Кровь оглушительно ревет у меня в ушах.
Бен и Льюис мертвы.
Франческа без сознания.
Самолет у нас под контролем, но никто на борту не знает, как им управлять.
Глава сорок четвертая 6:00. Адам
Глава сорок четвертая
6:00. Адам
Огонь потрескивает у нас над головами, словно шаги по ковру из сухих листьев. У меня на ладонях, на спине и на лбу выступает обильный пот.
– Папа! – София смотрит на меня со смешанным выражением любопытства и настороженности, и я складываю губы в некое подобие ободряющей улыбки.
Где-то в доме раздается грохот. Вешалка в коридоре? Картина на стене? Пол в коридоре устлан коврами, около двери – плотные шторы, чтобы не сквозило с улицы. Слишком много одежды, слоями навешанной на несколько крючков. Масса пищи для огня.
– Папа, что случилось?
Я повидал много пожаров. Возгораний от бензина для зажигалок, от канистр с бензином, от пропитанных машинной смазкой тряпок. Наблюдал, как автомобили выгорали до самого остова, стоявшего на земле, словно скелет огромного животного, мясо с которого объели стервятники. Видел, как горели дома-башни, они пылали упрямо, несмотря на струи воды, хлещущие из пожарных шлангов. Я стоял в морге после поджога, впившись глазами в тело ребенка, попавшего в огненную ловушку, помощь к которому опоздала буквально на минуту. Мне не надо ничего видеть, чтобы знать, что происходит.

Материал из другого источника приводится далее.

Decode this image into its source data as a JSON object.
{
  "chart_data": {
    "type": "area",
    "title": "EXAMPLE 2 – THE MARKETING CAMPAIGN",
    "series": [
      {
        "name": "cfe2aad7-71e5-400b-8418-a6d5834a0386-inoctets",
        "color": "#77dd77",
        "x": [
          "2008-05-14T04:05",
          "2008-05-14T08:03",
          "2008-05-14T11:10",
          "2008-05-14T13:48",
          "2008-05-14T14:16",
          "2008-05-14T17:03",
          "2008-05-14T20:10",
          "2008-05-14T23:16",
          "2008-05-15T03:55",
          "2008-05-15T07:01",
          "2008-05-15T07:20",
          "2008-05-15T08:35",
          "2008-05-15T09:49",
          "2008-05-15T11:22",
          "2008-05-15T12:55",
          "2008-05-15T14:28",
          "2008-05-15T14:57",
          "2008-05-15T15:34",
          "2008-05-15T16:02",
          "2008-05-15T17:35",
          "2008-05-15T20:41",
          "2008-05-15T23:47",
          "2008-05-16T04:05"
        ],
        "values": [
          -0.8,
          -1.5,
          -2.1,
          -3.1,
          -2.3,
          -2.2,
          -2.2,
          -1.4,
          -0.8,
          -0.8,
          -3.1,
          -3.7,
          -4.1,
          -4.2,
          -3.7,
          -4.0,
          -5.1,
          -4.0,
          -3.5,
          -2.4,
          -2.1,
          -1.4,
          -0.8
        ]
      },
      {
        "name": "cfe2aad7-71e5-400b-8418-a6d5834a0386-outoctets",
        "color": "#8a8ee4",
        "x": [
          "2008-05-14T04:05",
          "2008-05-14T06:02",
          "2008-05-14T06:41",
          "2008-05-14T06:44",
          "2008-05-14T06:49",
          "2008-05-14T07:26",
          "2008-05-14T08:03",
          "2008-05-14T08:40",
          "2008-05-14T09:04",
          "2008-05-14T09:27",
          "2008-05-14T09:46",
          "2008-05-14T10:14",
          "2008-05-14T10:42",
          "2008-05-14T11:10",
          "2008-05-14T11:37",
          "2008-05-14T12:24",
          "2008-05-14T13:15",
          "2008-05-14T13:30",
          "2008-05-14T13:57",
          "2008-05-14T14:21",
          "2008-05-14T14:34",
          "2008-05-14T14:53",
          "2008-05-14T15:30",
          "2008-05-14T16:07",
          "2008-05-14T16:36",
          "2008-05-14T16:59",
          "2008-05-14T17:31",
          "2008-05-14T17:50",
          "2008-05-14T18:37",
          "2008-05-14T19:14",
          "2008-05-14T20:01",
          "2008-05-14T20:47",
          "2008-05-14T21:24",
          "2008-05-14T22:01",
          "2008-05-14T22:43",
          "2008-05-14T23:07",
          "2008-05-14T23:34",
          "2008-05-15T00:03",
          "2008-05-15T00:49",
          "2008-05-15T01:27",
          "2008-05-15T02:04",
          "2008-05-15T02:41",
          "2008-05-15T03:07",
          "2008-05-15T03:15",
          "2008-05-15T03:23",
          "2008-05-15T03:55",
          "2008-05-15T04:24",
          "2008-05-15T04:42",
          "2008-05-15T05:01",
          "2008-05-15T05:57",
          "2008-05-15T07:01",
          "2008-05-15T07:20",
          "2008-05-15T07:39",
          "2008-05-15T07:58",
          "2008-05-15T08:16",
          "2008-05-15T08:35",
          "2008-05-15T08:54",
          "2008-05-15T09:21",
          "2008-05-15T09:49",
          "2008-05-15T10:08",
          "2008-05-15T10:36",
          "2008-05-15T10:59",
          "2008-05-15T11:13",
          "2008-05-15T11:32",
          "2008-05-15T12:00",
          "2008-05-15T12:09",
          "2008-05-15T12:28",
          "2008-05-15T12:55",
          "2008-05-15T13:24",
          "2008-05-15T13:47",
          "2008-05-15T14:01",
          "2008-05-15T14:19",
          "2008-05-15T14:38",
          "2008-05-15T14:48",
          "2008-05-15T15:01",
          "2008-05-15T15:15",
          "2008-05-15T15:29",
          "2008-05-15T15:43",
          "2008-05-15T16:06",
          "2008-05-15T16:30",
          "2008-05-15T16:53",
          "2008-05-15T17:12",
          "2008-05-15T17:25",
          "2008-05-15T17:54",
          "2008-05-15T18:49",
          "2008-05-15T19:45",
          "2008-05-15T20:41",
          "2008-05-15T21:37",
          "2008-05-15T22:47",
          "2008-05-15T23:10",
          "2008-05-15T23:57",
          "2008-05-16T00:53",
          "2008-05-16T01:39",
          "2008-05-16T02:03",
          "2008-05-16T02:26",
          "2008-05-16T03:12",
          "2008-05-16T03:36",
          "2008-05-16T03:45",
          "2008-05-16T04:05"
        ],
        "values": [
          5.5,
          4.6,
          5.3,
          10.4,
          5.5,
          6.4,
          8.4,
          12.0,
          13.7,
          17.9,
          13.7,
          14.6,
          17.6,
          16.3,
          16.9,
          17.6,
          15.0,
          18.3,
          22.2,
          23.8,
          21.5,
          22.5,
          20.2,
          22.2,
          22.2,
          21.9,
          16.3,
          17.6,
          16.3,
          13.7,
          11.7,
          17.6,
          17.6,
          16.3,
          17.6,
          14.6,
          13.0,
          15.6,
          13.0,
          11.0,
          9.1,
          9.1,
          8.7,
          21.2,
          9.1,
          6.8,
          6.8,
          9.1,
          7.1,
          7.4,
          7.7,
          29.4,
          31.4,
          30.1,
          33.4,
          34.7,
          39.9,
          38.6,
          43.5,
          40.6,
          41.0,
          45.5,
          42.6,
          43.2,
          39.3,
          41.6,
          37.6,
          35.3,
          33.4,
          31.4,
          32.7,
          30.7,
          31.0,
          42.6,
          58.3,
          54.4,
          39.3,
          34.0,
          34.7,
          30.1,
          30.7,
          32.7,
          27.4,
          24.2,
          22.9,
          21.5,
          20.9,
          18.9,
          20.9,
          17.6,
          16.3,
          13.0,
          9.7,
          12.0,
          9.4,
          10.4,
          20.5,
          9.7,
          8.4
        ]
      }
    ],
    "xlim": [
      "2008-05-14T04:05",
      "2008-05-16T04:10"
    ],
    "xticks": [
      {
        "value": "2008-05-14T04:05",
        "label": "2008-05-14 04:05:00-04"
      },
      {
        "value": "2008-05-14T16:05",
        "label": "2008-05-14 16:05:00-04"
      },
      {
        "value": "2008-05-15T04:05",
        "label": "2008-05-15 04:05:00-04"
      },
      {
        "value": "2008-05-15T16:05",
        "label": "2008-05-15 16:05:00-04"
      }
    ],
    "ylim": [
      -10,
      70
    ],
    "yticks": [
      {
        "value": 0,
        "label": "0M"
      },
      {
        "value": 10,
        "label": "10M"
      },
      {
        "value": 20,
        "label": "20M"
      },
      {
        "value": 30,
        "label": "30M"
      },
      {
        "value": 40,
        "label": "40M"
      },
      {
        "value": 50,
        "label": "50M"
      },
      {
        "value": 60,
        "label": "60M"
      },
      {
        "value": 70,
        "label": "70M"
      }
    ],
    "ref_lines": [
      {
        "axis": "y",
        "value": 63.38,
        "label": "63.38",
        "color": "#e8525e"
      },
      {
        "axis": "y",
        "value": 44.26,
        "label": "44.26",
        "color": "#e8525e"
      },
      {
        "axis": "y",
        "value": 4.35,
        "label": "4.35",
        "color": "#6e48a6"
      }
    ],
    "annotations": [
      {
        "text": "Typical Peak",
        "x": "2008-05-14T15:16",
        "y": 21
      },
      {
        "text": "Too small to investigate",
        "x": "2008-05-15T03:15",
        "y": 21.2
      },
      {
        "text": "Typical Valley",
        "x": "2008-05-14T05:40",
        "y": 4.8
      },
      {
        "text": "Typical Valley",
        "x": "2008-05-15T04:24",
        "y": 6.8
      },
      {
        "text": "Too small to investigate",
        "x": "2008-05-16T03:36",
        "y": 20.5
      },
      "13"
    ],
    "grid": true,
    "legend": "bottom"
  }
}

Я тщательно подбираю слова:
– По-моему, наверху огонь.
Как будто могут быть сомнения. Огонь. Словно у нас в электрокамине в гостиной, когда сверкают металлические угольки, или в мангале на улице, где мы обжариваем зефир. Так, небольшой огонек. Не о чем волноваться. Наверху. До него – целая лестница.
Я слышу настойчивое пиканье дымовой сигнализации и вспоминаю Майну, стоящую на стуле с деревянной ложкой в руке, чтобы перезагрузить датчик.
– Нам надо идти! – тянет меня за рукав София.
– Да.
Мои слова настолько далеки от мыслей, что вместо меня говорить мог бы кто-то еще. Нужно сохранять спокойствие. Необходимо. Ради Софии, а еще потому, что если я запаникую, как мы отсюда выберемся?